Eu vou, mas não se chateie, não, quem decidiu ir fui eu. Aviso que vou tentar ganhar o que comer nas terras de longe, bem longe, porque aqui a miséria aperta a barriga até doer e nesta terra nada mais dá, eu já tentei. Aqui o chão de barro rachado é tão seco que até o Damião, aquele calango que eu criava, morreu, mas escondi o corpo dele na sombra do mandacaru atrás de casa.
Levo na cintura a moringa de couro sem água, o chapéu furado na cabeça, a peixeira cega na bainha, e nas costas carrego o violão com as três cordas que restaram; lá, ré, mi... a última que se arrebentou me ensinaram, mas eu esqueci.
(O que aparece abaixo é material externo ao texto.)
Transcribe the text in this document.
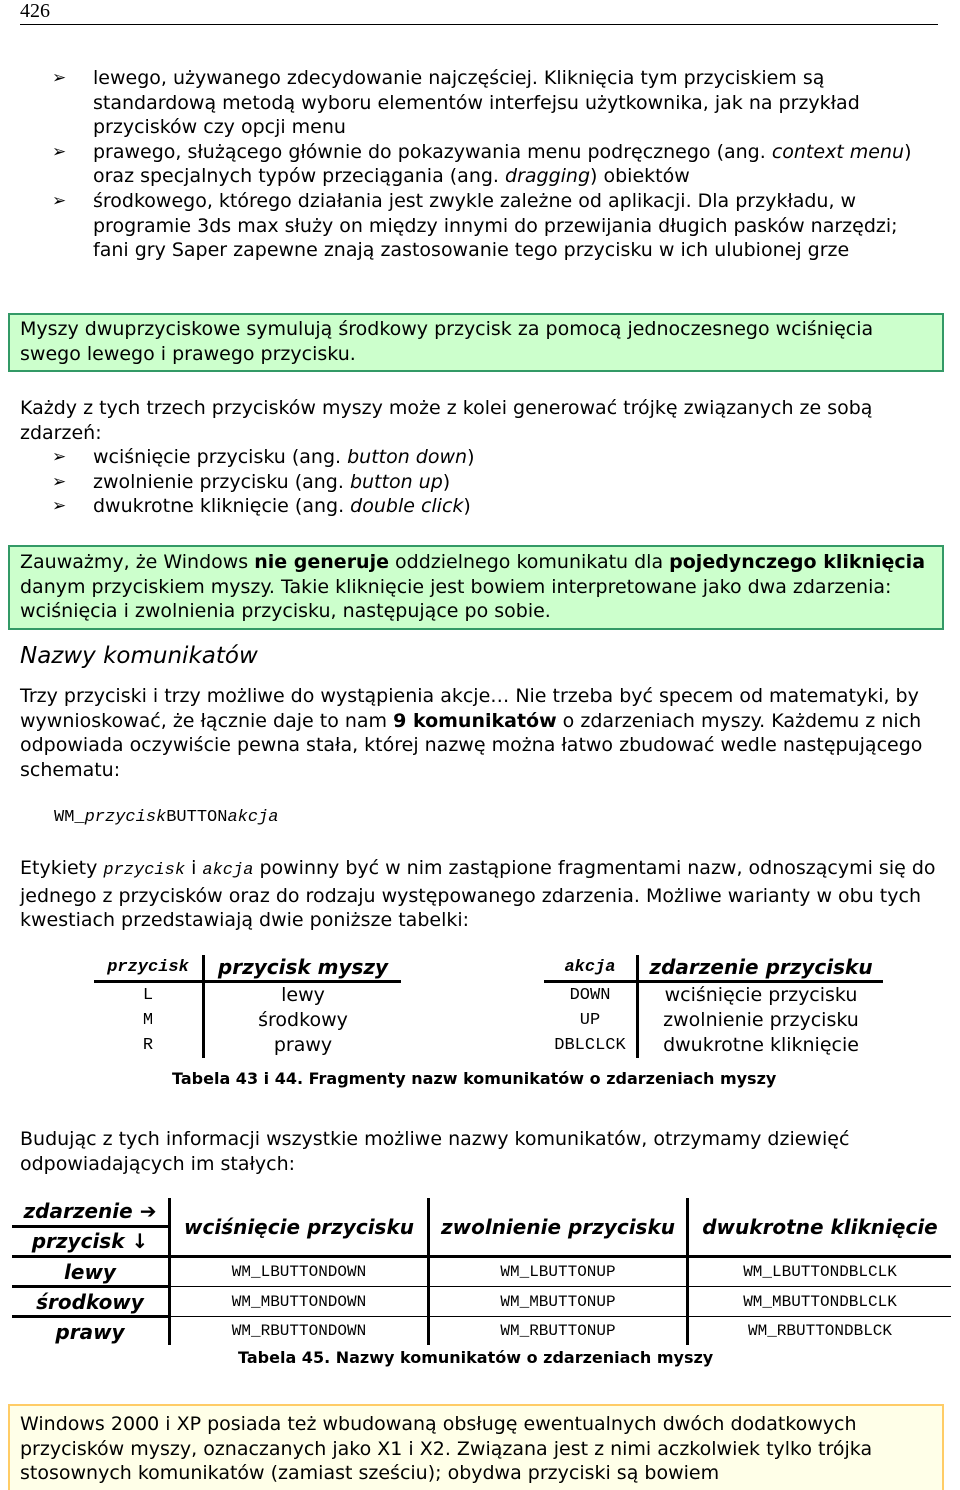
426
➢ lewego, używanego zdecydowanie najczęściej. Kliknięcia tym przyciskiem są standardową metodą wyboru elementów interfejsu użytkownika, jak na przykład przycisków czy opcji menu
➢ prawego, służącego głównie do pokazywania menu podręcznego (ang. context menu) oraz specjalnych typów przeciągania (ang. dragging) obiektów
➢ środkowego, którego działania jest zwykle zależne od aplikacji. Dla przykładu, w programie 3ds max służy on między innymi do przewijania długich pasków narzędzi; fani gry Saper zapewne znają zastosowanie tego przycisku w ich ulubionej grze
Myszy dwuprzyciskowe symulują środkowy przycisk za pomocą jednoczesnego wciśnięcia swego lewego i prawego przycisku.
Każdy z tych trzech przycisków myszy może z kolei generować trójkę związanych ze sobą zdarzeń:
➢ wciśnięcie przycisku (ang. button down)
➢ zwolnienie przycisku (ang. button up)
➢ dwukrotne kliknięcie (ang. double click)
Zauważmy, że Windows nie generuje oddzielnego komunikatu dla pojedynczego kliknięcia danym przyciskiem myszy. Takie kliknięcie jest bowiem interpretowane jako dwa zdarzenia: wciśnięcia i zwolnienia przycisku, następujące po sobie.
Nazwy komunikatów
Trzy przyciski i trzy możliwe do wystąpienia akcje… Nie trzeba być specem od matematyki, by wywnioskować, że łącznie daje to nam 9 komunikatów o zdarzeniach myszy. Każdemu z nich odpowiada oczywiście pewna stała, której nazwę można łatwo zbudować wedle następującego schematu:
WM_przyciskBUTTONakcja
Etykiety przycisk i akcja powinny być w nim zastąpione fragmentami nazw, odnoszącymi się do jednego z przycisków oraz do rodzaju występowanego zdarzenia. Możliwe warianty w obu tych kwestiach przedstawiają dwie poniższe tabelki:
przycisk	przycisk myszy
L	lewy
M	środkowy
R	prawy
akcja	zdarzenie przycisku
DOWN	wciśnięcie przycisku
UP	zwolnienie przycisku
DBLCLCK	dwukrotne kliknięcie
Tabela 43 i 44. Fragmenty nazw komunikatów o zdarzeniach myszy
Budując z tych informacji wszystkie możliwe nazwy komunikatów, otrzymamy dziewięć odpowiadających im stałych:
zdarzenie ➔
przycisk ↓	wciśnięcie przycisku	zwolnienie przycisku	dwukrotne kliknięcie
lewy	WM_LBUTTONDOWN	WM_LBUTTONUP	WM_LBUTTONDBLCLK
środkowy	WM_MBUTTONDOWN	WM_MBUTTONUP	WM_MBUTTONDBLCLK
prawy	WM_RBUTTONDOWN	WM_RBUTTONUP	WM_RBUTTONDBLCK
Tabela 45. Nazwy komunikatów o zdarzeniach myszy
Windows 2000 i XP posiada też wbudowaną obsługę ewentualnych dwóch dodatkowych przycisków myszy, oznaczanych jako X1 i X2. Związana jest z nimi aczkolwiek tylko trójka stosownych komunikatów (zamiast sześciu); obydwa przyciski są bowiem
A vontade fez que nem a rima de sanfona no peito, veio me tirar a secura de garganta com as lembranças do cheiro de cajá roubado na feira da cidade, sempre lambuzando a boca quando mordia.
Eu vou, mas prometo que volto
estudado, de roupa limpa e cabelo penteado, pois quero ser doutor. O
senhor me obrigou a ler e escrever, agradeço muito por isso. Mais
uma vez digo que não é nada com o senhor, nem com a mãe ou a irmã,
coitada, é com a chance de viver diferente. Eu sabia desde menino
que eu podia ter o que quisesse, que é só ter vontade; vou aos
dezoito, mas volto aos trinta e três, quero ter tentar uma vida de
certeza para deixar estes dias de talvez.